Ironically, I should point out, Wilson didn't even mention the Lusitania when he finally declared war.

Really - did he mention any other ships by name?

Yet the propaganda would have counted for nothing had Germany not started torpedoing American ships, as distinct from British ones which merely had Americans aboard. Lusitania or no Lusitania, the US would never have gone to war without that.

Yet I can't name a single one of the American ships, they were not preserved in popular or elite memory, and I've read plenty about WWI.

If the Germans had not sunk the Lusitania and luck had spared large numbers of Americans on British ships, and consequently Wilson sent no Lusitania notes in 1915, how long before the existing German ROE would have led to torpedoing of American ships?
 
I did not vote, because it is actually a combination of factors. It's easier to remember, it was the first incident; it also had a high death toll in comparison to other sinkings.

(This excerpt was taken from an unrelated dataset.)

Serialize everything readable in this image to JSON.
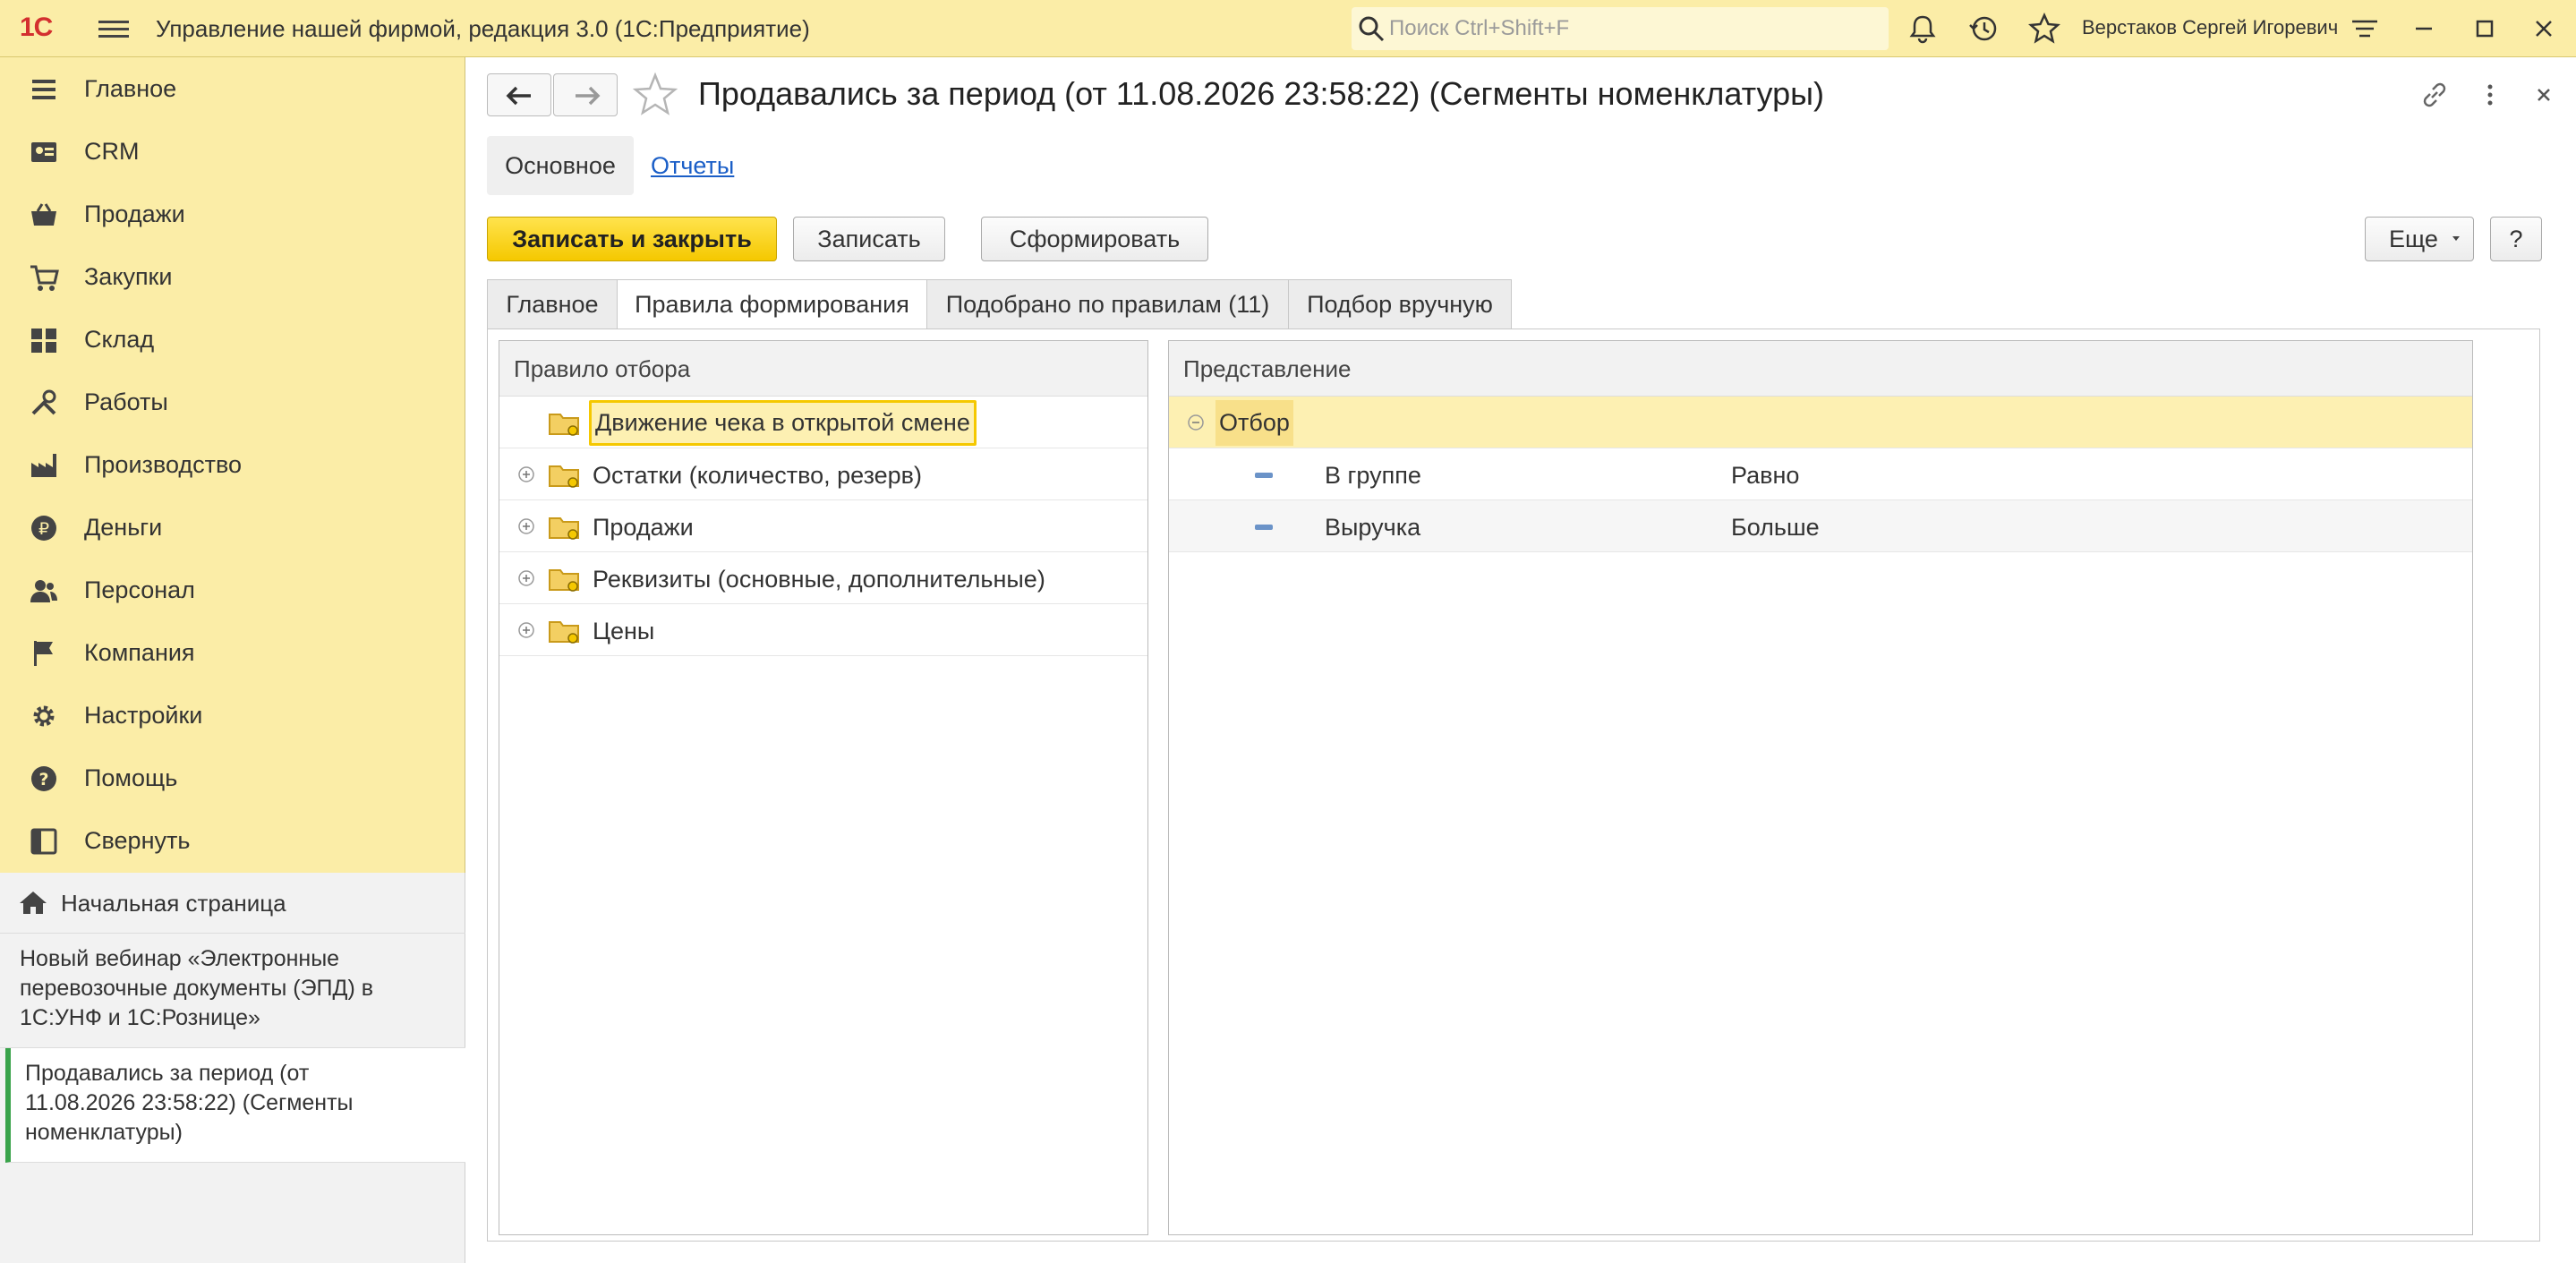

It also can be considered as representative of other sinkings, as in "the Lusitania, and later other ships".
 
Yet I can't name a single one of the American ships, they were not preserved in popular or elite memory, and I've read plenty about WWI.

Hindsight tends to "telescope" time. There is a tendency to "read history backwards".

Thus after America had come into the war, the Lusitania came to seem, in retrospect , as the beginning of a slide toward it. The two-year interval, during which US relations with Britain were often worse than with Germany, was increasingly forgotten, and the whole period remembered, falsely, as one of steady drift toward intervention.

Memories of earlier events are often "coloured" by later ones. A good British example would be Appeasement. When Chamberlain returned with that famous piece of paper, he was cheered to the echo, with almost all newspapers and (so far as it can be measured) of public opinion firmly on his side. Yet, had the country been polled again in *1946*, we can safely assume that an overwhelming majority would "remember" having firmly opposed Munich and having "known all along" that Appeasement would never work. They would not, for the most part, have been lying. Rather their experiences during the intervening years would have caused their brains to "amend the record" .

Going from the sublime to the ridiculous, I can add a personal note. My mother, in the 1980s, told me that her experience of living under the Attlee government after WW2 had given her such an aversion to the Labour Party that she never voted for them again. Yet I had a perfectly clear memory - and not even a childhood one. I was eighteen - of her telling me in 1966 that she had just voted Labour in the election of that year. Again, she wasn't lying, but in the interim had become a firm Conservative voter, and her 1966 vote had slipped from her memory, Shades of "We have always been at war with Eastasia", but entirely self-inflicted.

The human memory is the most unreliable of all the senses.